How to get smarter

A couple of Facebook friends (thanks, Nelson and Jacqueline!) posted links to this guest blog post from Scientific American entitled You can increase your intelligence: 5 ways to maximize your cognitive potential. The author, Andrea Kuszewski, who has worked with children with Asperger’s syndrome and helped them increase their IQs, posits that IQ isn’t something that’s genetically predetermined.

Rather, we can get smarter.

I agree with this from my own experience. Clearing excess candida and getting gluten out of my diet resulted in the dissipation of a brain fog that I hadn’t even been aware of — because I had a brain fog! I remember realizing with joy that I could focus on reading difficult texts that I would have given up on before, and I could retain what I learned.

I also read the book Buddha’s Brain and take most of the recommended supplements for brain health. I’ve noticed a difference from that.
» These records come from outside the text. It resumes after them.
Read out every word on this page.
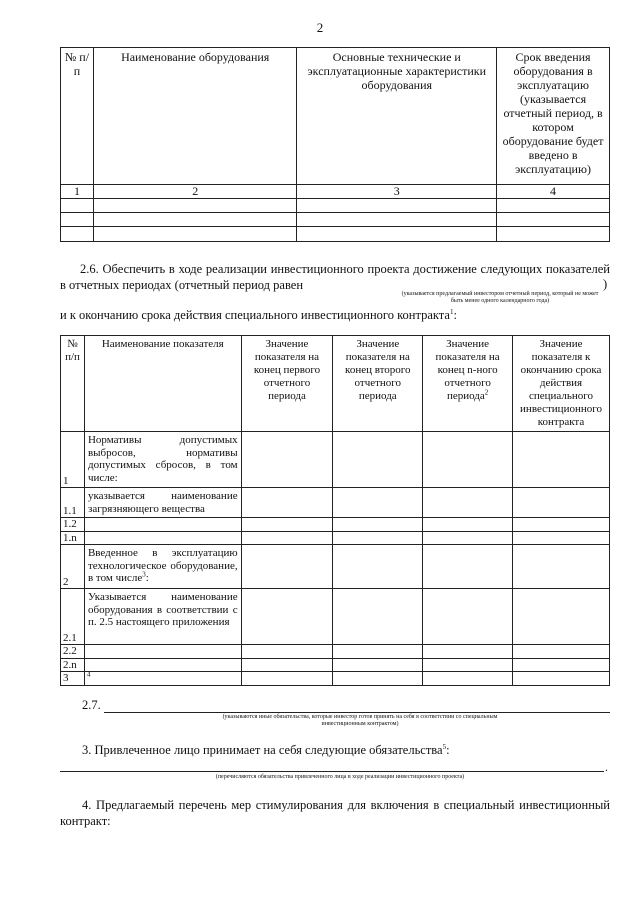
2
№ п/п	Наименование оборудования	Основные технические и эксплуатационные характеристики оборудования	Срок введения оборудования в эксплуатацию (указывается отчетный период, в котором оборудование будет введено в эксплуатацию)
1	2	3	4

2.6. Обеспечить в ходе реализации инвестиционного проекта достижение следующих показателей в отчетных периодах (отчетный период равен	)
(указывается предлагаемый инвестором отчетный период, который не может быть менее одного календарного года)
и к окончанию срока действия специального инвестиционного контракта$^1$:
№ п/п	Наименование показателя	Значение показателя на конец первого отчетного периода	Значение показателя на конец второго отчетного периода	Значение показателя на конец n-ного отчетного периода$^2$	Значение показателя к окончанию срока действия специального инвестиционного контракта
1	Нормативы допустимых выбросов, нормативы допустимых сбросов, в том числе:				
1.1	указывается наименование загрязняющего вещества				
1.2					
1.n					
2	Введенное в эксплуатацию технологическое оборудование, в том числе$^3$:				
2.1	Указывается наименование оборудования в соответствии с п. 2.5 настоящего приложения				
2.2					
2.n					
3	$^4$				
2.7.
(указываются иные обязательства, которые инвестор готов принять на себя в соответствии со специальным инвестиционным контрактом)
3. Привлеченное лицо принимает на себя следующие обязательства$^5$:
.
(перечисляются обязательства привлеченного лица в ходе реализации инвестиционного проекта)
4. Предлагаемый перечень мер стимулирования для включения в специальный инвестиционный контракт:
My brain seems to be humming along more contentedly, and I feel more integrated.

Tell ya later about brainwave optimization!

Of course, this is anecdotal and not scientific evidence, but it seems to me that that’s always where good research starts — from noticing differences. And if it’s true for me, it’s true for me, and that’s good to know.
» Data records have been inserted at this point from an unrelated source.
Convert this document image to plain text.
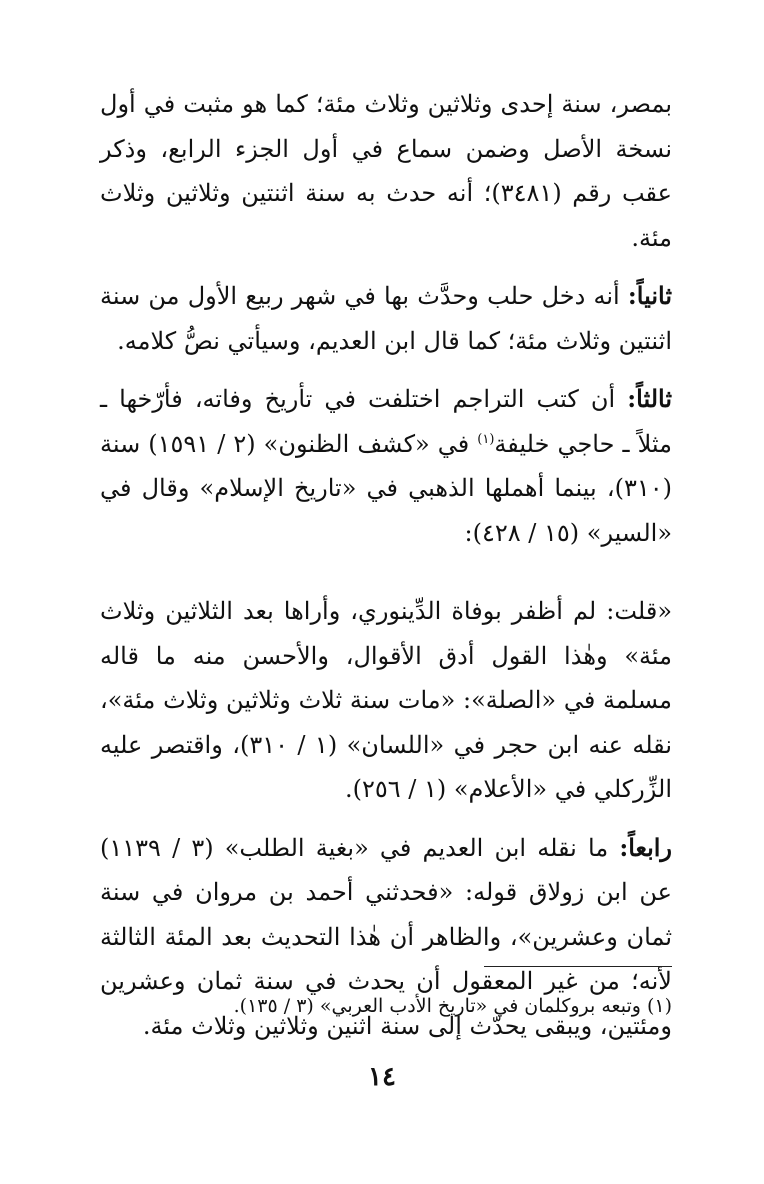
بمصر، سنة إحدى وثلاثين وثلاث مئة؛ كما هو مثبت في أول نسخة الأصل وضمن سماع في أول الجزء الرابع، وذكر عقب رقم (٣٤٨١)؛ أنه حدث به سنة اثنتين وثلاثين وثلاث مئة.

ثانياً: أنه دخل حلب وحدَّث بها في شهر ربيع الأول من سنة اثنتين وثلاث مئة؛ كما قال ابن العديم، وسيأتي نصُّ كلامه.

ثالثاً: أن كتب التراجم اختلفت في تأريخ وفاته، فأرّخها ـ مثلاً ـ حاجي خليفة$^{(١)}$ في «كشف الظنون» (٢ / ١٥٩١) سنة (٣١٠)، بينما أهملها الذهبي في «تاريخ الإسلام» وقال في «السير» (١٥ / ٤٢٨):

«قلت: لم أظفر بوفاة الدِّينوري، وأراها بعد الثلاثين وثلاث مئة» وهٰذا القول أدق الأقوال، والأحسن منه ما قاله مسلمة في «الصلة»: «مات سنة ثلاث وثلاثين وثلاث مئة»، نقله عنه ابن حجر في «اللسان» (١ / ٣١٠)، واقتصر عليه الزِّركلي في «الأعلام» (١ / ٢٥٦).

رابعاً: ما نقله ابن العديم في «بغية الطلب» (٣ / ١١٣٩) عن ابن زولاق قوله: «فحدثني أحمد بن مروان في سنة ثمان وعشرين»، والظاهر أن هٰذا التحديث بعد المئة الثالثة لأنه؛ من غير المعقول أن يحدث في سنة ثمان وعشرين ومئتين، ويبقى يحدّث إلى سنة اثنين وثلاثين وثلاث مئة.

(١) وتبعه بروكلمان في «تاريخ الأدب العربي» (٣ / ١٣٥).
١٤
Kuszewski’s post draws on research findings published in 2008 that stated that you can increase your intelligence significantly through training. And she says if you can live your life by these five principles, you’ll be smarter:

1. Seek novelty. Be open to new experiences.

2. Challenge yourself. As soon as you master something, move on.

3. Think creatively. 

Creative cognition involves divergent thinking (a wide range of topics/subjects), making remote associations between ideas, switching back and forth between conventional and unconventional thinking (cognitive flexibility), and generating original, novel ideas that are also appropriate to the activity you are doing.

4. Do things the hard way. Use your skills — don’t let technology (calculators, GPS, cars) erode them.

5. Network. Expose yourself to new people, ideas, environments. Everyone benefits.